Advanced Options for user accounts is a dialog which is deliberately hidden away. To access it, open the Users & Groups pane, click on the padlock icon and authenticate, then Control-click on a user account in the list at the left. You’ll see a menu pop up with the option Advanced Options…. Select that.

At the top of the dialog, read and mark Apple’s words very carefully. Changing these settings is almost certain to break something in that account, and if you’re unlucky, you’ll end up having to erase your startup volumes and install everything from scratch. If you do make any changes here, particularly to the primary admin account, when your Mac next starts up it will have changed, almost certainly for the worse.

Changing the User ID is really bad news, as permissions throughout your storage depend on that, rather than your user name, for recognising you. Change it to 502, for example, and every file and folder of which you are the current owner, as user 501, will belong to someone else who no longer exists.

Changing the Group, Account name, or Full name have similar pervasively dangerous effects.

The one thing in this dialog which you may find useful is the ability to change your Login shell, provided that you know how to use the shell which you select. At worst, you might get out of your depth in Terminal and have to change this back.

Changing the Home directory is another option with serious consequences.
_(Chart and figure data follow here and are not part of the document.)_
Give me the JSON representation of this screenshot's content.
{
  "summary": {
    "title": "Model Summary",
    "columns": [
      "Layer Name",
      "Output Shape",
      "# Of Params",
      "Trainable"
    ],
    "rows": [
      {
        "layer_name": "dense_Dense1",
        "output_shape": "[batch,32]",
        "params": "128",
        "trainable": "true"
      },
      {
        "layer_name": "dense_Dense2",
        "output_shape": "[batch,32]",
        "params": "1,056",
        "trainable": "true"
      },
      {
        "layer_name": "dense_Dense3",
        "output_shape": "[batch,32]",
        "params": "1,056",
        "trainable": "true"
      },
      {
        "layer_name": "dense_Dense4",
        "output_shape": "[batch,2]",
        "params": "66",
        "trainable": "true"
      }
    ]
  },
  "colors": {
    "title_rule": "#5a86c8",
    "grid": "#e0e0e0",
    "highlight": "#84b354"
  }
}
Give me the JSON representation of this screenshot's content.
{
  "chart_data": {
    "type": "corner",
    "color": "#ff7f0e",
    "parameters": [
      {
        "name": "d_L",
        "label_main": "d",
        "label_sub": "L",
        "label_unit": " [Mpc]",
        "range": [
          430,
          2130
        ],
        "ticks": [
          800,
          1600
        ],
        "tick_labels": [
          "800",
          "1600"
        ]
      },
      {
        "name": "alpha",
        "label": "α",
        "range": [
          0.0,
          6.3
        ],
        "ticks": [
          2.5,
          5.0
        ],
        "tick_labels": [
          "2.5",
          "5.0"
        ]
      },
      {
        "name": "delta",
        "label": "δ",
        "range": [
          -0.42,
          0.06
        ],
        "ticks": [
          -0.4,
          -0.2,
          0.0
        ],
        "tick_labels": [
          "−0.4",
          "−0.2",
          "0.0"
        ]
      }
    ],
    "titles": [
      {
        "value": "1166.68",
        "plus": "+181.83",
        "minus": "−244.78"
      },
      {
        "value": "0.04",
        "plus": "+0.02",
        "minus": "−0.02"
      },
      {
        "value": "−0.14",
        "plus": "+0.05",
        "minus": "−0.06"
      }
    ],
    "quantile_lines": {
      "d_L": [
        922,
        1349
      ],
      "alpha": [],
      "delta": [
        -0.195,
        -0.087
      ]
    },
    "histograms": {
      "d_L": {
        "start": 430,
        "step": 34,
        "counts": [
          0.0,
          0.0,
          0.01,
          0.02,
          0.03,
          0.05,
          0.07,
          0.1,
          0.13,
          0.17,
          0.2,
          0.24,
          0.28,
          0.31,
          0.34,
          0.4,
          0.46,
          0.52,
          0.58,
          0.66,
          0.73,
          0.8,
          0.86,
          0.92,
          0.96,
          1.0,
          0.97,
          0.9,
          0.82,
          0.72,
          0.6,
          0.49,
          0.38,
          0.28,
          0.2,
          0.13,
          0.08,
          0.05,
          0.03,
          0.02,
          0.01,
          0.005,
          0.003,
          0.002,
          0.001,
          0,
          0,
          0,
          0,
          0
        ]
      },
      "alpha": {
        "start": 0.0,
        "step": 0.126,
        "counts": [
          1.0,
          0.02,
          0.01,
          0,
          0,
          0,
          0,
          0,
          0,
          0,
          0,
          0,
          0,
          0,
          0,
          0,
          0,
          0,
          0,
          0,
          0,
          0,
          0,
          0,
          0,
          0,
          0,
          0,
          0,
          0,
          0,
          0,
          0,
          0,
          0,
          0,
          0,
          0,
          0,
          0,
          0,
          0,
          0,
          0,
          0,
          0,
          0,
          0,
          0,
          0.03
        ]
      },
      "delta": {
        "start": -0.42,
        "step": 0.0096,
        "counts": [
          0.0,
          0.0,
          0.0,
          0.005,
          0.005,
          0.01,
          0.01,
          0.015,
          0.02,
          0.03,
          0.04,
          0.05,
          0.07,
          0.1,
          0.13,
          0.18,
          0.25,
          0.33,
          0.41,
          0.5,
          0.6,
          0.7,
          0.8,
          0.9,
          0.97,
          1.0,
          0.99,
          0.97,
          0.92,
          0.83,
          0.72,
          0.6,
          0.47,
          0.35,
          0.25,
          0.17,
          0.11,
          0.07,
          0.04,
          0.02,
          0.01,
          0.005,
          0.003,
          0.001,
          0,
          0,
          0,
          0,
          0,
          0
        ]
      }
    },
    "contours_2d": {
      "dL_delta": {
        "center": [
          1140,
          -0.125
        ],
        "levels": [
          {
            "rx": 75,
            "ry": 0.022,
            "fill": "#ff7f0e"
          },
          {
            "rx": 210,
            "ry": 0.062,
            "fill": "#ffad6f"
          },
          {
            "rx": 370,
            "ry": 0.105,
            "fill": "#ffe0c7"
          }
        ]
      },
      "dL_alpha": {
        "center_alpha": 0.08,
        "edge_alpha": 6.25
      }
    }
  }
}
Remember that this doesn’t just alter where your documents, music, etc., are kept, but also your Library containing all your app support files and their preferences.

The next item, UUID, can no longer be changed here. Some years ago, rumours spread that the UUID for the primary admin account contains, somehow, personal information about you which Apple uses to track your activity. Those spreading the rumours produced no evidence that this generated UID contains such embedded information, and Apple doesn’t disclose how it is created. As a result of the damage which was caused by these rumours, Apple disabled changing the UUID here.

Having resisted the temptation to change anything, it’s time to switch to Directory Utility, which could once be opened from Users & Groups, but that facility appears to have been removed.

This offers three tabs:

• Services, which lets you select between different directory services,
• Search Policy, which determines search policies, and
• Directory Editor, which lets you view and change settings for individual users, and so on.

To ensure that your access is safe, and can’t change anything by accident, don’t authenticate to this app, but browse different sections in its Directory Editor. For example, view Users using the popup menu at the left, and in the list of users below that, select yourself. Here you’ll see the information in the Advanced Options dialog and more. Here, once you have authenticated, you can do suicidal things such as change your GeneratedUID.

In addition to working with entries in Open Directory, and giving access to other directory services, Directory Utility has one other important function: enabling the root user, and changing its password. That’s now largely of historical interest; in the dim and distant past, it was a well-used and abused feature. If you need to access external directory services by connecting to an Open Directory, Active Directory or LDAP server, Directory Utility’s Help book provides details.